Lorsqu’il arrive à la tête de la Fed, en eaux encore calmes, Ben Bernanke dispose d’une intention : « l’élaboration de la politique monétaire a plus de chances d’être suivie d’effets et sa communication de se montrer efficace lorsque l’une et l’autre sont sous-tendues par un cadre intellectuel cohérent » (p.52). On peut y voir une critique implicite de son prédécesseur Alan Greenspan, davantage porté à jouer l’oracle intuitif et sibyllin. Cette intention se concrétise par l’idée du ciblage d’inflation, la banque centrale devant s’efforcer de viser une cible d’inflation raisonnable à horizon de deux ou trois ans, de manière à naviguer en s’écartant aussi bien du récif inflationniste  que de l’écueil déflationniste. Cette volonté d’imposer le ciblage d’inflation comme norme de la FED sera une véritable idée fixe de Bernanke au cours  de son mandat, y compris durant les moments critiques de la crise, lorsque les priorités semblent ailleurs, au point de surprendre ses collègues de la FED et… le lecteur de ses mémoires. On peut cependant considérer que cette obstination a payé puisqu’au terme de sa présidence, la FED a adopté le ciblage d’inflation, sans renier l’autre part de son mandat, l’emploi, puisqu’elle se veut attentive à l’atteinte d’un seuil suffisamment bas de taux de chômage avant d’envisager la remontée des taux d’intérêt.

Crise, panique…

En 2006 et 2007, la Fed et Ben Bernanke assistent à la montée des périls sans saisir le sens du film qui s’engage. Bernanke témoigne du quotidien un peu vieillot et routinier de la Fed, son président s’efforçant de créer le consensus du Federal Open Market Committee (FOMC), assemblée quelque peu dissipée des gouverneurs et des présidents des FED régionales, autour de l’orientation courante de la politique monétaire.  La Fed recourt aux outils éprouvés mais traditionnels de l’analyse macroéconomique et cyclique pour repérer les tensions et les risques qui se dessinent, notamment dans l’immobilier, et qui paraissent relever de l’ordinaire du cycle. Elle n’anticipera pas la transformation de cet ordinaire en crise extraordinaire, le doublage des enchainements cycliques habituels par la propagation et la contagion des troubles financiers, à partir de l’effet déclencheur des prêts immobiliers subprime et de la fausse dispersion des risques par la titrisation. Cette carence, Ben Bernanke la reconnaît sans ambages, sans pour autant éprouver vraiment de la culpabilité : d’une part, la perception d’un danger déflationniste latent mais « effrayant » depuis la récession de 2001 poussait à « démocratiser » l’accès au crédit et à la propriété ; d’autre part, Bernanke dit partager l’avis de Greenspan selon lequel selon lequel « les décideurs de la politique monétaire n’ont aucun moyen d’identifier à coup sûr les bulles de prix des actifs ou de les faire éclater en relevant les taux d’intérêt en toute sécurité » (p.83). Plutôt que de la politique monétaire stricto sensu, le traitement préventif de ces risques relève de la régulation financière et de la supervision bancaire, dont la crise va révéler l’ampleur des failles.

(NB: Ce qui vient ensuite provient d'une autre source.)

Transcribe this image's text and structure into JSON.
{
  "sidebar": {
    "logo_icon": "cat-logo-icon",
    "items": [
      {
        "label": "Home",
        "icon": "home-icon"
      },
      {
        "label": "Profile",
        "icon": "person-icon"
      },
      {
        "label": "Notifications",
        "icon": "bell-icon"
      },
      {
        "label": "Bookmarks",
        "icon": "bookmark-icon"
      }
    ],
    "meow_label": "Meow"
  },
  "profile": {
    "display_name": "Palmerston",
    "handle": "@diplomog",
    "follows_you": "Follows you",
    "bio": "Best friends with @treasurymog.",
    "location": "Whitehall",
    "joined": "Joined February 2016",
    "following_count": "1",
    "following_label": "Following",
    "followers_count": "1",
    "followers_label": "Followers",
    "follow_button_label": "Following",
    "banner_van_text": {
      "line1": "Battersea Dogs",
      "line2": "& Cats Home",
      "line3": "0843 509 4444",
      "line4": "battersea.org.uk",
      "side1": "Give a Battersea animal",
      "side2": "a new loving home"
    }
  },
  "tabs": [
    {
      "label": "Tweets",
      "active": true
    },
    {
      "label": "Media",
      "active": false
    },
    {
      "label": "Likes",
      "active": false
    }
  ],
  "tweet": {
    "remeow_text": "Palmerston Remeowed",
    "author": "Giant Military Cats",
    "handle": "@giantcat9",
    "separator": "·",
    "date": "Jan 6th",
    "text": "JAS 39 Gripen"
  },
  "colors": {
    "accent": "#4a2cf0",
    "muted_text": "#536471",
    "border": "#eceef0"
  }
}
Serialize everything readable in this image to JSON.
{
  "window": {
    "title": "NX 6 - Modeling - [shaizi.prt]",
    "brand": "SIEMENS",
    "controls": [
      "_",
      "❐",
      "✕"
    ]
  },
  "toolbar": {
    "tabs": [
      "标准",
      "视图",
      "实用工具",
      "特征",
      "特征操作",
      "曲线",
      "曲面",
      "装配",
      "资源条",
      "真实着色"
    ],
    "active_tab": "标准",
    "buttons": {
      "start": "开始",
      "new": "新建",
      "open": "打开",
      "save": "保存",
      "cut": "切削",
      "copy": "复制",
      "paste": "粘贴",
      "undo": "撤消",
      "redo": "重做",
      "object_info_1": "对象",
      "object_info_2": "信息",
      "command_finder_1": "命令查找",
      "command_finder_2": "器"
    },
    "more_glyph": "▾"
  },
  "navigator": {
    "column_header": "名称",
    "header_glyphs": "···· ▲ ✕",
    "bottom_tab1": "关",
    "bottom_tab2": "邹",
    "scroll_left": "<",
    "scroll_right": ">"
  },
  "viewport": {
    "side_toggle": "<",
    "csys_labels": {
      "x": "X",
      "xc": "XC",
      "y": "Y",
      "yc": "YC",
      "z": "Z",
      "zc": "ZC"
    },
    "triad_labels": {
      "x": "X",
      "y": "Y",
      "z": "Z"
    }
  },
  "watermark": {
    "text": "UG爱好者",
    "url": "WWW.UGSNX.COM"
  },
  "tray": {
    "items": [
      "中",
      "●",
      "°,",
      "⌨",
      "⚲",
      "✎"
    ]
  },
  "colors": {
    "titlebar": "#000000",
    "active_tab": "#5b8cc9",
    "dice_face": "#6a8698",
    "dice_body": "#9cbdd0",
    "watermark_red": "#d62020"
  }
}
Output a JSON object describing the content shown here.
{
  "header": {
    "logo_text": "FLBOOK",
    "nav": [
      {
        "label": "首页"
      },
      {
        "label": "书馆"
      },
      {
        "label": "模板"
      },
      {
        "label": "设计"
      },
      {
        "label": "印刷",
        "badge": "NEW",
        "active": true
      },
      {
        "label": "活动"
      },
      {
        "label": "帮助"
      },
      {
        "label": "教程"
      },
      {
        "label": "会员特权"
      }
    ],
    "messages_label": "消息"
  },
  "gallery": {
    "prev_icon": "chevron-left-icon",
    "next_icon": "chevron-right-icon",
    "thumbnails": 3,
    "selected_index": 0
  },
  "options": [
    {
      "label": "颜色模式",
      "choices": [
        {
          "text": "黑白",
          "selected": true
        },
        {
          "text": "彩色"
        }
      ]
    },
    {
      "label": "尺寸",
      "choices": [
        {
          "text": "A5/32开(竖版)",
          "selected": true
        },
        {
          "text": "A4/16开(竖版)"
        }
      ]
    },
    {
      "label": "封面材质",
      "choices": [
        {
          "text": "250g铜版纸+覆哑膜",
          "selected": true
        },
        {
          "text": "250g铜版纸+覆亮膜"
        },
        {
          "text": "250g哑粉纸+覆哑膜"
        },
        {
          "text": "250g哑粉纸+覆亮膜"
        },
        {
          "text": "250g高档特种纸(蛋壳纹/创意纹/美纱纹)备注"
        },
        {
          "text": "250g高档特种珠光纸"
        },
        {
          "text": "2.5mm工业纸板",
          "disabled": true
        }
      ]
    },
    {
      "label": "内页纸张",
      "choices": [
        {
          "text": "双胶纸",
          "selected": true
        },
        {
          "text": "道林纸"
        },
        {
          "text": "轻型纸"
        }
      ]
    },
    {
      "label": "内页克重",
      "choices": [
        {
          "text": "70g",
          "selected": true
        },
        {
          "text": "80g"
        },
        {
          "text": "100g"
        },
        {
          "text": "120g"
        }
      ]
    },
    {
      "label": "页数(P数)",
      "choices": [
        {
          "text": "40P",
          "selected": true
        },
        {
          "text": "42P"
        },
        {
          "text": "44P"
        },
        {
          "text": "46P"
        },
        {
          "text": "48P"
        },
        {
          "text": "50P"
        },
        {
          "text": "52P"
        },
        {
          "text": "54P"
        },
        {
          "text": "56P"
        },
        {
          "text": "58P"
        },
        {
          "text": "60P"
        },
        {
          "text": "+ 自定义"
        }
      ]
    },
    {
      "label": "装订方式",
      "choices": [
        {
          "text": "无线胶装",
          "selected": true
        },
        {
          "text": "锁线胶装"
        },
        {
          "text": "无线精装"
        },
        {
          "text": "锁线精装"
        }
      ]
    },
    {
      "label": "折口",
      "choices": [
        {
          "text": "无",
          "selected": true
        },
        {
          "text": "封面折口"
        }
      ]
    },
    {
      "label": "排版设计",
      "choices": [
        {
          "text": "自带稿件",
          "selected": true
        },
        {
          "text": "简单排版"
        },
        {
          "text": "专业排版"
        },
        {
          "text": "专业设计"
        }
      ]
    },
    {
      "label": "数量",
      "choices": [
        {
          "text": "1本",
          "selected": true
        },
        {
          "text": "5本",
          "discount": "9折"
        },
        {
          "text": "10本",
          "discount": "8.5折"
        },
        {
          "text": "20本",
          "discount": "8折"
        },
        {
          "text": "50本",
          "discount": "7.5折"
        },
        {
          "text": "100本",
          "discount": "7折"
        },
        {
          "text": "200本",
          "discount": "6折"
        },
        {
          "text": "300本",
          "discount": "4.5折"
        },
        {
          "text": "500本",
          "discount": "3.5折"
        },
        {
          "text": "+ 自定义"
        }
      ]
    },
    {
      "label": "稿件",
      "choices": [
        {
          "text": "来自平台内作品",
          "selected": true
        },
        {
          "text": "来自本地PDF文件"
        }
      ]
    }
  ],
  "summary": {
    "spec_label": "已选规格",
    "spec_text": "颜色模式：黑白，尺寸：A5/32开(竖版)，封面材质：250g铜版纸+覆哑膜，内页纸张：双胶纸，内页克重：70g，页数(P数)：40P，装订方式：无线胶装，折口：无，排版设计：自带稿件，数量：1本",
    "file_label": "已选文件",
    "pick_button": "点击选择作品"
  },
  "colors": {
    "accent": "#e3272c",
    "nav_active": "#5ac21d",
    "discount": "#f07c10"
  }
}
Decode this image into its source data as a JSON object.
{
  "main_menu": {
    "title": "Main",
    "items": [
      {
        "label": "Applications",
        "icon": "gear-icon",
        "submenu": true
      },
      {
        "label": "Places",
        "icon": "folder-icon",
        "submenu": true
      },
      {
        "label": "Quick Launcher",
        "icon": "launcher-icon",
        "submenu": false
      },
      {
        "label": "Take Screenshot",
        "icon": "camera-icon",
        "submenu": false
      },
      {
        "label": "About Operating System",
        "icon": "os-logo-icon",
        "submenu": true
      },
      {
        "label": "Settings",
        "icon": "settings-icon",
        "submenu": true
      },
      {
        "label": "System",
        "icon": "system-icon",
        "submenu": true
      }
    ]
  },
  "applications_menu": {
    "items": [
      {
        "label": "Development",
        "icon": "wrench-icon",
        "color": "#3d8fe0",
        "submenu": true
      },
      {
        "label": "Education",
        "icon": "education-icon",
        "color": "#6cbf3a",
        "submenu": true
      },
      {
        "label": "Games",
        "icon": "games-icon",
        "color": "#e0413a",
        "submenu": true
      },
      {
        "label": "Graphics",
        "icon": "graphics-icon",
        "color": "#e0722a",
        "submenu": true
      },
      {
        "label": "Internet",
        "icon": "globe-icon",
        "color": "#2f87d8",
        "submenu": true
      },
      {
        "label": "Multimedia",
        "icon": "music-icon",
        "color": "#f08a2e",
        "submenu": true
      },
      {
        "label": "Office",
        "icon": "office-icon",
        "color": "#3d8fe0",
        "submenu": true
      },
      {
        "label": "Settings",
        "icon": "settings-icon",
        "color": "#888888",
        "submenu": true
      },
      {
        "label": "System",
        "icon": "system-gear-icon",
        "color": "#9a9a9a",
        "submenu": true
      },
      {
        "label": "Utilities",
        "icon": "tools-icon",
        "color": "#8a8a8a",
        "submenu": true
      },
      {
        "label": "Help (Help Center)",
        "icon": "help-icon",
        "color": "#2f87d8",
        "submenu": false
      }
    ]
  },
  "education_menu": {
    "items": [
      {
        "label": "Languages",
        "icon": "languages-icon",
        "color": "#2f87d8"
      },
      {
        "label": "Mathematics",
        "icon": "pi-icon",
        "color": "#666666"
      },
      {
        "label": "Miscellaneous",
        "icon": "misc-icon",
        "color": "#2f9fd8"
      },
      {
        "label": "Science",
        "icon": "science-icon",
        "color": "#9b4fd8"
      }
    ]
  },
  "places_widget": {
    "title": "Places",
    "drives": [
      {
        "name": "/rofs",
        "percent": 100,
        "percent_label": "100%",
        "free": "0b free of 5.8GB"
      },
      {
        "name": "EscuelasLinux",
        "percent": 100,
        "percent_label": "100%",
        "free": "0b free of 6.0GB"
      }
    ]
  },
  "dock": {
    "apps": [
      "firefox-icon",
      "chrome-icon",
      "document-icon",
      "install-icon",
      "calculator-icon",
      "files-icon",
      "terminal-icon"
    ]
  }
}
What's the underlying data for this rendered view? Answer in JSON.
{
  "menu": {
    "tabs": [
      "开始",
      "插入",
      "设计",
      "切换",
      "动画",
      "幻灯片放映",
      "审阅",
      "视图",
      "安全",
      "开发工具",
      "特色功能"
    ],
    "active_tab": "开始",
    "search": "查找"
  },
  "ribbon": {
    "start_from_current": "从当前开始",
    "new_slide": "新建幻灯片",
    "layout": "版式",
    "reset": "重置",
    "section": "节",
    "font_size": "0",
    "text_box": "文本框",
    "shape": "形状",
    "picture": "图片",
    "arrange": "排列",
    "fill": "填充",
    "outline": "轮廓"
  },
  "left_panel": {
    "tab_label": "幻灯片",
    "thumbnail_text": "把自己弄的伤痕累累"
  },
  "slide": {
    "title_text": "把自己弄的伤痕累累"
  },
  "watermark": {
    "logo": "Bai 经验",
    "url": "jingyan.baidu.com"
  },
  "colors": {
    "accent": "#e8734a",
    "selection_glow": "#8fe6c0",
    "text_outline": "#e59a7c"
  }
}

Les inquiétudes partielles de la Fed ne sont pas assemblées dans un diagnostic global et cohérent, la gravité de la bulle immobilière est sous-estimée. Lorsque la propagation des tensions financières débouche sur le blocage du financement de gros interbancaire, c’est une surprise, y compris par rapport aux crises financières antérieures que l’économiste-historien Bernanke a en tête. Le marché de gros inter-bancaire est devenu une interconnexion sensible, qui s’est transformée en lieu de panique difficile à contrer avec des armes à hauteur de l’extension de ce marché.

L’entrée dans la récession est perçue tardivement alors que le NBER (National Bureau of Economic Research) la datera, après coup, de décembre 2007. Début 2008, la FED croit avoir fait le travail contra-cyclique via la baisse de son taux directeur (de 5,25% en août 2007 à 3% en janvier) et des programmes de financement novateurs. « Nous ne pouvions en être certains , mais nous espérions avoir atteint le début de la fin de la crise. En vérité, nous n’en étions qu’à la fin du début » (p.212). C’est l’entrée, en fait, dans la phase de contagion des défaillances entre institutions financières, dont certaines d’impact potentiellement systémique (Bear Stearns, Fannie Mae et Freddy Mac, Lehman Brothers, AIG, Wachovia, Citigroup, etc.).  La contagion révèle les connexions incestueuses et l’opacité intime de ces institutions. La Fed en vient à des interventions ciblées (apport de garanties, prêts d’urgence), qui mobilisent les dispositifs juridiques autorisant son soutien au secteur privé, en passant outre à l’aléa moral et en étant à la limite de ses attributions légales. Elle s’engage dans les programmes non conventionnels, notamment en vue de débloquer le marché de gros du financement interbancaire. La période est angoissante : la FED et sont président courent de surprise en aléa, d’une brèche à l’autre. Comme pompiers, ils auront eu du mérite.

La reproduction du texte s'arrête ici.